Ever the household manager, she started to bark out, or perhaps more aptly described, quietly cough out, follow-up instructions as if she wasn’t thoroughly and completely wired to her hospital bed and monitored by a thousand hair-trigger interfaces. After nodding our heads to show her that we had received her instructions, Jim and I turned to the door to go back to the family lounge and let her rest for a while. Not three feet from her bed, she called out to us, in a very uncharacteristic demonstration of affection.
“I love you.”
Jim looked at me and smiled. “Must be the morphine.”
We both chuckled at this in the moment. But as I thought about it, I wondered why. Why is it so hard to say I love you? Why is it so hard to hear, to believe?
Often, when John professes his affection to me, I’ll ponder the authenticity or timing of his remark. Oh yeah, I’ll think, it’s easy to say the L word in the throes of passion or when you’ve just received an unexpected gift.

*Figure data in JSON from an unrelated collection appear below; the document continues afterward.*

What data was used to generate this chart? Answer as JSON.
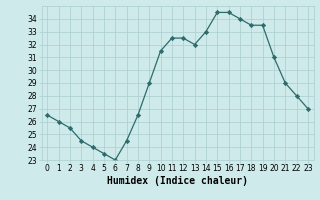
{
  "x": [
    0,
    1,
    2,
    3,
    4,
    5,
    6,
    7,
    8,
    9,
    10,
    11,
    12,
    13,
    14,
    15,
    16,
    17,
    18,
    19,
    20,
    21,
    22,
    23
  ],
  "y": [
    26.5,
    26.0,
    25.5,
    24.5,
    24.0,
    23.5,
    23.0,
    24.5,
    26.5,
    29.0,
    31.5,
    32.5,
    32.5,
    32.0,
    33.0,
    34.5,
    34.5,
    34.0,
    33.5,
    33.5,
    31.0,
    29.0,
    28.0,
    27.0
  ],
  "line_color": "#2e6b6b",
  "marker": "D",
  "marker_size": 2.2,
  "bg_color": "#ceeaea",
  "grid_color": "#aacece",
  "xlabel": "Humidex (Indice chaleur)",
  "xlim": [
    -0.5,
    23.5
  ],
  "ylim": [
    23,
    35
  ],
  "yticks": [
    23,
    24,
    25,
    26,
    27,
    28,
    29,
    30,
    31,
    32,
    33,
    34
  ],
  "xticks": [
    0,
    1,
    2,
    3,
    4,
    5,
    6,
    7,
    8,
    9,
    10,
    11,
    12,
    13,
    14,
    15,
    16,
    17,
    18,
    19,
    20,
    21,
    22,
    23
  ],
  "tick_fontsize": 5.5,
  "xlabel_fontsize": 7.0,
  "linewidth": 0.9
}
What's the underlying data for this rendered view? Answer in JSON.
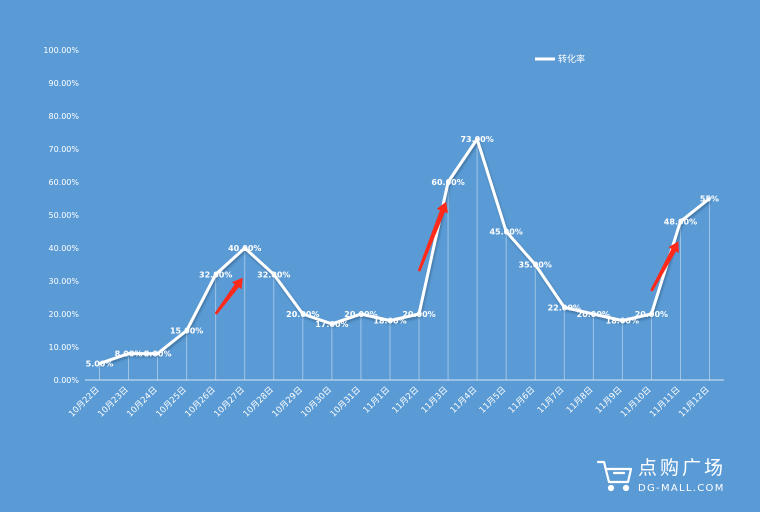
{
  "chart_data": {
    "type": "line",
    "categories": [
      "10月22日",
      "10月23日",
      "10月24日",
      "10月25日",
      "10月26日",
      "10月27日",
      "10月28日",
      "10月29日",
      "10月30日",
      "10月31日",
      "11月1日",
      "11月2日",
      "11月3日",
      "11月4日",
      "11月5日",
      "11月6日",
      "11月7日",
      "11月8日",
      "11月9日",
      "11月10日",
      "11月11日",
      "11月12日"
    ],
    "series": [
      {
        "name": "转化率",
        "values": [
          5,
          8,
          8,
          15,
          32,
          40,
          32,
          20,
          17,
          20,
          18,
          20,
          60,
          73,
          45,
          35,
          22,
          20,
          18,
          20,
          48,
          55
        ],
        "labels": [
          "5.00%",
          "8.00%",
          "8.00%",
          "15.00%",
          "32.00%",
          "40.00%",
          "32.00%",
          "20.00%",
          "17.00%",
          "20.00%",
          "18.00%",
          "20.00%",
          "60.00%",
          "73.00%",
          "45.00%",
          "35.00%",
          "22.00%",
          "20.00%",
          "18.00%",
          "20.00%",
          "48.00%",
          "55%"
        ]
      }
    ],
    "yticks": [
      "0.00%",
      "10.00%",
      "20.00%",
      "30.00%",
      "40.00%",
      "50.00%",
      "60.00%",
      "70.00%",
      "80.00%",
      "90.00%",
      "100.00%"
    ],
    "ylim": [
      0,
      100
    ],
    "grid": false,
    "legend_position": "top-right",
    "colors": {
      "background": "#5b9bd5",
      "line": "#ffffff",
      "arrow": "#ff2a1a"
    },
    "annotations": [
      {
        "type": "arrow",
        "from_category": "10月26日",
        "to_category": "10月27日",
        "from_value": 20,
        "to_value": 31
      },
      {
        "type": "arrow",
        "from_category": "11月2日",
        "to_category": "11月3日",
        "from_value": 33,
        "to_value": 54
      },
      {
        "type": "arrow",
        "from_category": "11月10日",
        "to_category": "11月11日",
        "from_value": 27,
        "to_value": 42
      }
    ]
  },
  "logo": {
    "name": "点购广场",
    "url_text": "DG-MALL.COM",
    "icon": "shopping-cart-icon"
  }
}
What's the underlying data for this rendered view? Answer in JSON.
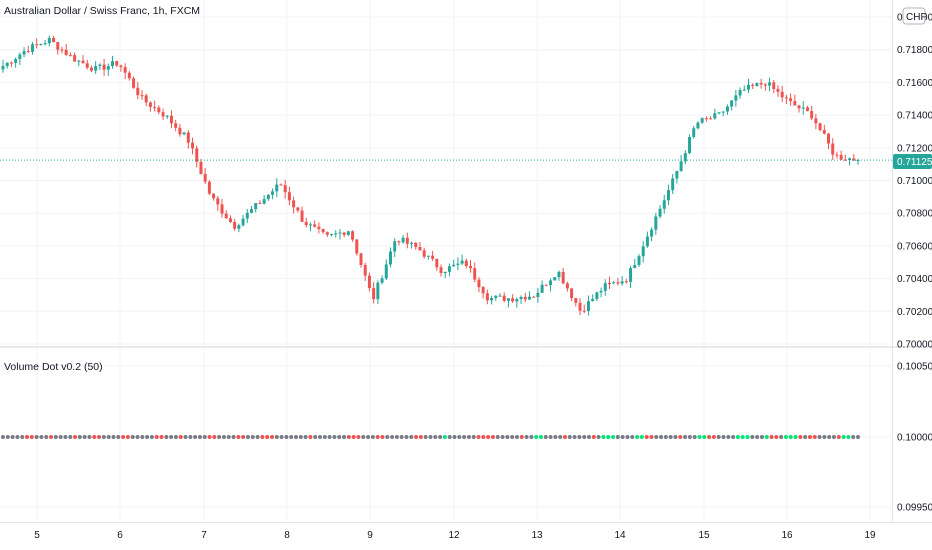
{
  "header": {
    "symbol_title": "Australian Dollar / Swiss Franc, 1h, FXCM",
    "currency_badge": "CHF"
  },
  "indicator": {
    "label": "Volume Dot v0.2 (50)"
  },
  "colors": {
    "up": "#26a69a",
    "down": "#ef5350",
    "last_price_bg": "#26a69a",
    "dot_gray": "#787b86",
    "dot_red": "#ef5350",
    "dot_green": "#00e676",
    "grid": "#f0f3fa"
  },
  "chart_data": [
    {
      "type": "candlestick",
      "title": "Australian Dollar / Swiss Franc, 1h, FXCM",
      "y_ticks": [
        "0.72000",
        "0.71800",
        "0.71600",
        "0.71400",
        "0.71200",
        "0.71000",
        "0.70800",
        "0.70600",
        "0.70400",
        "0.70200",
        "0.70000"
      ],
      "ylim": [
        0.7,
        0.72
      ],
      "last_price": "0.71125",
      "x_ticks": [
        "5",
        "6",
        "7",
        "8",
        "9",
        "12",
        "13",
        "14",
        "15",
        "16",
        "19"
      ],
      "close_path": [
        {
          "day": "5",
          "close": 0.717
        },
        {
          "day": "5",
          "close": 0.718
        },
        {
          "day": "5",
          "close": 0.7186
        },
        {
          "day": "6",
          "close": 0.7175
        },
        {
          "day": "6",
          "close": 0.7168
        },
        {
          "day": "6",
          "close": 0.7172
        },
        {
          "day": "6",
          "close": 0.715
        },
        {
          "day": "7",
          "close": 0.714
        },
        {
          "day": "7",
          "close": 0.7125
        },
        {
          "day": "7",
          "close": 0.709
        },
        {
          "day": "8",
          "close": 0.7072
        },
        {
          "day": "8",
          "close": 0.7085
        },
        {
          "day": "8",
          "close": 0.7098
        },
        {
          "day": "8",
          "close": 0.7075
        },
        {
          "day": "9",
          "close": 0.7065
        },
        {
          "day": "9",
          "close": 0.707
        },
        {
          "day": "9",
          "close": 0.7027
        },
        {
          "day": "9",
          "close": 0.7065
        },
        {
          "day": "12",
          "close": 0.7058
        },
        {
          "day": "12",
          "close": 0.7045
        },
        {
          "day": "12",
          "close": 0.705
        },
        {
          "day": "12",
          "close": 0.7028
        },
        {
          "day": "13",
          "close": 0.7028
        },
        {
          "day": "13",
          "close": 0.703
        },
        {
          "day": "13",
          "close": 0.7045
        },
        {
          "day": "13",
          "close": 0.702
        },
        {
          "day": "14",
          "close": 0.7035
        },
        {
          "day": "14",
          "close": 0.704
        },
        {
          "day": "14",
          "close": 0.707
        },
        {
          "day": "14",
          "close": 0.71
        },
        {
          "day": "15",
          "close": 0.7135
        },
        {
          "day": "15",
          "close": 0.714
        },
        {
          "day": "15",
          "close": 0.7155
        },
        {
          "day": "15",
          "close": 0.716
        },
        {
          "day": "16",
          "close": 0.7148
        },
        {
          "day": "16",
          "close": 0.714
        },
        {
          "day": "16",
          "close": 0.7115
        },
        {
          "day": "16",
          "close": 0.71125
        }
      ]
    },
    {
      "type": "scatter",
      "title": "Volume Dot v0.2 (50)",
      "y_ticks": [
        "0.10050",
        "0.10000",
        "0.09950"
      ],
      "ylim": [
        0.0994,
        0.1006
      ],
      "dot_value": 0.1,
      "dot_colors": "gggggrrgggrggggrgggrrggggrrgggggrrgggrgggggrrggggrrgggrrrgggggggrgggggggrrrgggrrggggggrrggggGggggggrrrrgggggrggGGggggrgggggrgGGGggggGGrrgggggrgggGGrrggggGGGgggGrrgGGGrgrrggggrGGgg",
      "dot_color_key": {
        "g": "gray",
        "r": "red",
        "G": "green"
      }
    }
  ]
}
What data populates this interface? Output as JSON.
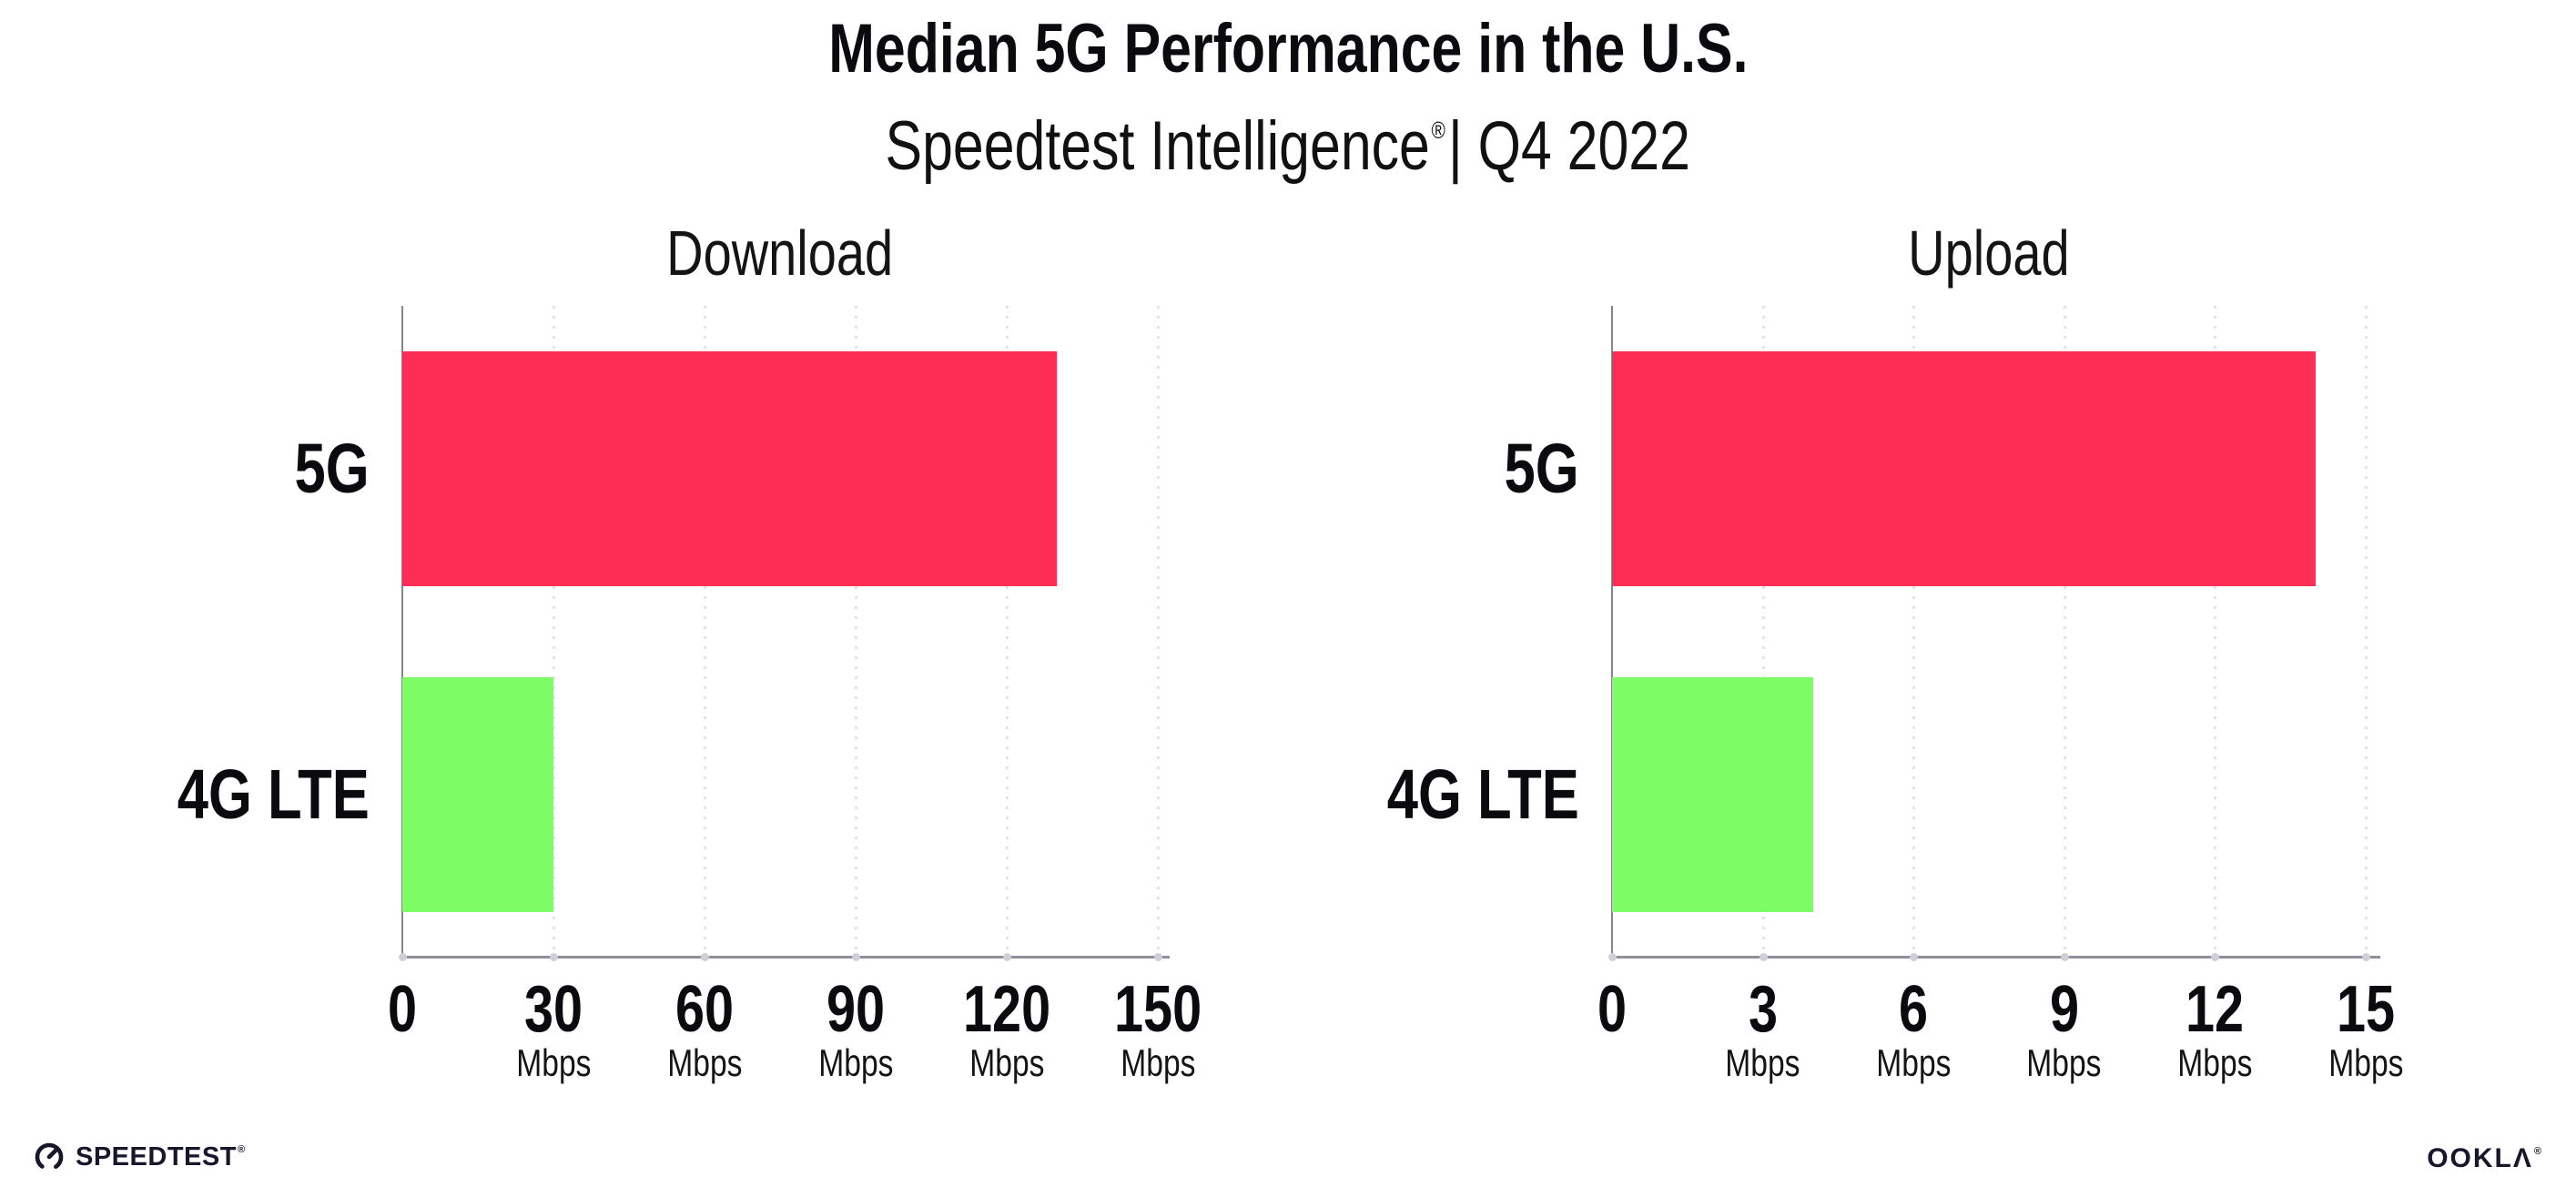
{
  "header": {
    "title": "Median 5G Performance in the U.S.",
    "subtitle_brand": "Speedtest Intelligence",
    "subtitle_reg": "®",
    "subtitle_rest": "| Q4 2022"
  },
  "chart_data": [
    {
      "type": "bar",
      "orientation": "horizontal",
      "title": "Download",
      "categories": [
        "5G",
        "4G LTE"
      ],
      "values": [
        130,
        30
      ],
      "unit": "Mbps",
      "xlabel": "",
      "ylabel": "",
      "xlim": [
        0,
        150
      ],
      "xticks": [
        0,
        30,
        60,
        90,
        120,
        150
      ],
      "bar_colors": [
        "#FE2D56",
        "#7DFC66"
      ],
      "grid": "vertical-dotted",
      "legend_position": "none"
    },
    {
      "type": "bar",
      "orientation": "horizontal",
      "title": "Upload",
      "categories": [
        "5G",
        "4G LTE"
      ],
      "values": [
        14,
        4
      ],
      "unit": "Mbps",
      "xlabel": "",
      "ylabel": "",
      "xlim": [
        0,
        15
      ],
      "xticks": [
        0,
        3,
        6,
        9,
        12,
        15
      ],
      "bar_colors": [
        "#FE2D56",
        "#7DFC66"
      ],
      "grid": "vertical-dotted",
      "legend_position": "none"
    }
  ],
  "footer": {
    "speedtest_label": "SPEEDTEST",
    "speedtest_reg": "®",
    "ookla_label": "OOKLΛ",
    "ookla_reg": "®"
  },
  "colors": {
    "bar_5g": "#FE2D56",
    "bar_4g": "#7DFC66",
    "gridline": "#E2E2EC",
    "axis": "#90909A",
    "text": "#0B0B0F",
    "background": "#FFFFFF"
  }
}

I am quick to discount the sentiment on the possibility that the expression is coming on cue.
So, whether opiates or a high degree of personal vulnerability stood behind my sister’s hospital bed exclamation, I had to admit it was wonderful to hear “I love you” anyway. Perhaps mouthing these words was easier for Barb because she could claim not being able to recall saying them later. Yet, I had to consider that the ease or challenge involved in owning an emotion makes that feeling no more or less true.
Under any circumstance, saying “I love you” is no small thing.